# Marimo balls - the straight facts, please?



## menschenjaeger (Aug 10, 2004)

I was hoping to find more info on growing "marimo" balls in a rapid fashion. My searches have turned up references to them being faster growing under "certain conditions" and even to them growing better with some sea-salt in the water (it seems that _C. aegagrophila_ is a plant that would prefer some salt, but has been "stranded" in lakes?), and I was hoping someone here could get more specific.


----------



## trenac (Jul 16, 2004)

Maybe this will help you... Japanese moss balls, Cladophora aegagropila, with pictures


----------



## oddsoxdi (Sep 6, 2008)

W3ell, if this helps, I've had mine in my tank (20gal long) for over a year and mine has not only doubled in size but is looking really comical now because it's carrying so many babies.
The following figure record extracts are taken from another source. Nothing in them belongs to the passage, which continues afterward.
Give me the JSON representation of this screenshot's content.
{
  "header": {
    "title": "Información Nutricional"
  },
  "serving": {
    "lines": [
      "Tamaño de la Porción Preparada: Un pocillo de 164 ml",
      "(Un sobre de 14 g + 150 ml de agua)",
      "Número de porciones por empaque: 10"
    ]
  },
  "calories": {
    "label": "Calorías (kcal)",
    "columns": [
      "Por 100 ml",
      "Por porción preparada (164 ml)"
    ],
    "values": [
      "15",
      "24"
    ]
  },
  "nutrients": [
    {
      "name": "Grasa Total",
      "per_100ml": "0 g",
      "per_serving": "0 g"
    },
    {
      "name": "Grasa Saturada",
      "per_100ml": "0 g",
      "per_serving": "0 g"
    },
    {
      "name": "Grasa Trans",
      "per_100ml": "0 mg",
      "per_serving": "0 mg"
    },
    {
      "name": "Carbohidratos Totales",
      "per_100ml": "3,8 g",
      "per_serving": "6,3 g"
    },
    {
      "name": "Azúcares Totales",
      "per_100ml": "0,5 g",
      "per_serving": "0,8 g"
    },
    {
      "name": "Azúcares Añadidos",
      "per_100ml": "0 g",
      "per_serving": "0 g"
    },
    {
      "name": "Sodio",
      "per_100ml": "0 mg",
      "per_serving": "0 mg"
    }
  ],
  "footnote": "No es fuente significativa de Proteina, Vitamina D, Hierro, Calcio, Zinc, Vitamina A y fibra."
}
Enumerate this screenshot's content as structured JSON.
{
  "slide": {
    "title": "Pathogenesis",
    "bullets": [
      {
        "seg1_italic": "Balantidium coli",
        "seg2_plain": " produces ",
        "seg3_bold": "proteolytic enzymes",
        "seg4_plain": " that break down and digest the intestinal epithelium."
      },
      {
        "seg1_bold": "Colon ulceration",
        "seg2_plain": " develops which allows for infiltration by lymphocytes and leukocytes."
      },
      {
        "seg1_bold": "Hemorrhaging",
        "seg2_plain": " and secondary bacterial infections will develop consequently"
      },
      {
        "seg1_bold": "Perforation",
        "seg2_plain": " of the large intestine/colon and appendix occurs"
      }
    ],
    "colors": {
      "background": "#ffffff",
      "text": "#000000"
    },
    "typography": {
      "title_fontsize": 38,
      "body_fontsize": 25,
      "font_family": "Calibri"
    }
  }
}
Temp in the tank is 78-79 degrees, I use half a teaspoon aquarium salt to a gal of water, and have had extremely heavy fish loads (not at the moment) yet my Marimo has flourished and thrived (thriven?). I fertilize when I remember to - it's not a discipline (unfortunately). Probably why I have to replace plants the way I do.

My Marimo is an extremely dark bright green and is just very happy. Sometimes I put it in the airbubble flow and let itrotate and twirl in the bubbles. It's always kinda funny to see my fish all hovered over to one side of my tank, all of them watching this rather large green thing slowly spinning in 'their' bubbles.


----------